Il y a l’année du dragon. Du tigre. Du coq. Du singe. Et il y a l’année de Renaud Emond. 21 buts depuis que 2018 a sonné. Et on n’est qu’à la mi-octobre. On appellera ça l’année du phénix. La discussion avec ce gars en pleine bourre commence sur le thème du fameux oiseau.

Tu peux expliquer le geste que tu fais pour fêter tes buts ? Tu imites un oiseau, mais qu’est-ce que ça représente exactement ?

RENAUD EMOND : J’imite le phénix. Et j’en ai un qui est tatoué sur le bras. Le phénix, c’est un peu l’histoire de ma vie, surtout avec ce que j’ai vécu au Standard. Le phénix ressuscite, c’est tout moi. Beaucoup de gens m’ont cru mort, je me voyais mort.
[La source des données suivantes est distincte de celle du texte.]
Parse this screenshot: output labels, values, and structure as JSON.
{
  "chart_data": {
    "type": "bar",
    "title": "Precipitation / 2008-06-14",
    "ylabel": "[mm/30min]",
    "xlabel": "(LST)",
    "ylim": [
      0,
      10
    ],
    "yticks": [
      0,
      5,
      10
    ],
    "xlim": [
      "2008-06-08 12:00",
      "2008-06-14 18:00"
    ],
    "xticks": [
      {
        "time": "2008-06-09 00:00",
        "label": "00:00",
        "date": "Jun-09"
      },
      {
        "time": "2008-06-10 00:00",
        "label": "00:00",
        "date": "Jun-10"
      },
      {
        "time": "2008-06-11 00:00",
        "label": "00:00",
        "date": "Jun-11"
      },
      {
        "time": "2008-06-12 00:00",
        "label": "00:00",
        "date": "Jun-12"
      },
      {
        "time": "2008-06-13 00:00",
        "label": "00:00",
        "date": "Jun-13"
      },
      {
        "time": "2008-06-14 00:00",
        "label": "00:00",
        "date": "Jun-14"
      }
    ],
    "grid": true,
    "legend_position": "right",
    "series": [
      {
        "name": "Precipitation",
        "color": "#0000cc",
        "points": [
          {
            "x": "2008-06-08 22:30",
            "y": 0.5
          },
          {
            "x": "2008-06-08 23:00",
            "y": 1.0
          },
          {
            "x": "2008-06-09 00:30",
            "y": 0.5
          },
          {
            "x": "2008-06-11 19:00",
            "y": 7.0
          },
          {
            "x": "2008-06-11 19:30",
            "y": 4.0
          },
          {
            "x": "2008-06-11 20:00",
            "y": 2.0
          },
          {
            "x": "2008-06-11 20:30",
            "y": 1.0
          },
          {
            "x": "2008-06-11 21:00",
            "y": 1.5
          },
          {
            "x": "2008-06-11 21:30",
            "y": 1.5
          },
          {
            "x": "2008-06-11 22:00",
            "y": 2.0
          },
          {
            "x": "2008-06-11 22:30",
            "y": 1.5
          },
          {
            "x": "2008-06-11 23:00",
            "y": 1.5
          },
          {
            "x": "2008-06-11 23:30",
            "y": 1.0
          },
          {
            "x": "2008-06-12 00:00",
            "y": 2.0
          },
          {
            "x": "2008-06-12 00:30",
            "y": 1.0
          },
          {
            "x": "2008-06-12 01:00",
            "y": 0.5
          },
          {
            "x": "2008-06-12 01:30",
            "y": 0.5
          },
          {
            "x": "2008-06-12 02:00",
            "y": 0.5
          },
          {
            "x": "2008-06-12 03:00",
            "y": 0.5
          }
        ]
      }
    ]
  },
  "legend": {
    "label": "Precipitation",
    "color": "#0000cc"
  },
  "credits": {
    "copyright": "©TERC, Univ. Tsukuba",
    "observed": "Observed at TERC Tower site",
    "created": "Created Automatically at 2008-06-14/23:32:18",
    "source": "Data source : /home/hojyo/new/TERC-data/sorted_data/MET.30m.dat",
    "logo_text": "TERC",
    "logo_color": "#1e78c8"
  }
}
Je suis revenu de nulle part. Et j’ai complètement relancé ma carrière.

Toi-même, tu n’y as plus cru à un certain moment ?

EMOND : Je dois dire… (Il marque une pause et réfléchit). Il y a eu des moments de doutes, quand même. D’un côté, j’avais un feeling, je me disais que ça allait finir par marcher, alors je m’accrochais. De l’autre, je me disais à certains moments que je m’accrochais peut-être pour rien, que ça ne viendrait pas.

Quand te vient l’idée de faire le phénix ?

EMOND : La première fois, c’était fin janvier, le soir où j’ai mis mon triplé contre Bruges en demi-finale de la Coupe. J’avoue que j’avais déjà pensé le faire avant ça, mais je voulais attendre le bon moment. Le moment où j’allais être plus ou moins sûr que j’étais enfin lancé avec le Standard. J’aurais pu le faire en quart de finale à Ostende, un mois avant, j’avais déjà marqué. Mais, inconsciemment sans doute, j’ai estimé ce soir-là que je n’étais pas prêt, que c’était trop tôt pour célébrer comme ça. Contre Bruges, j’ai eu l’impression qu’il y avait un déclic, que c’était un instant particulier dans mon parcours. Trois buts à Sclessin contre une grosse équipe en demi-finale de la Coupe de Belgique, ça justifiait une expression de mon bonheur ! Et puis j’étais devenu papa quelques semaines plus tôt, vraiment j’avais le sentiment que je prenais un nouveau départ. Entre-temps, ce geste du phénix fait partie de moi, c’est ma marque de fabrique. Et je trouve bien d’avoir une marque de fabrique quand on est joueur de foot. Luca Toni et François Sterchele avaient leur geste en commun, la main qui s’agitait près de l’oreille, Axel Witsel mime le papillon, Cristiano fait quelque chose de tout à fait différent, Antoine Griezmann a aussi ses gestes. Je trouve ça sympa. Maintenant, je croise parfois des parents qui me disent que leur fils fait comme moi, ça veut dire que le phénix est associé à Renaud Emond !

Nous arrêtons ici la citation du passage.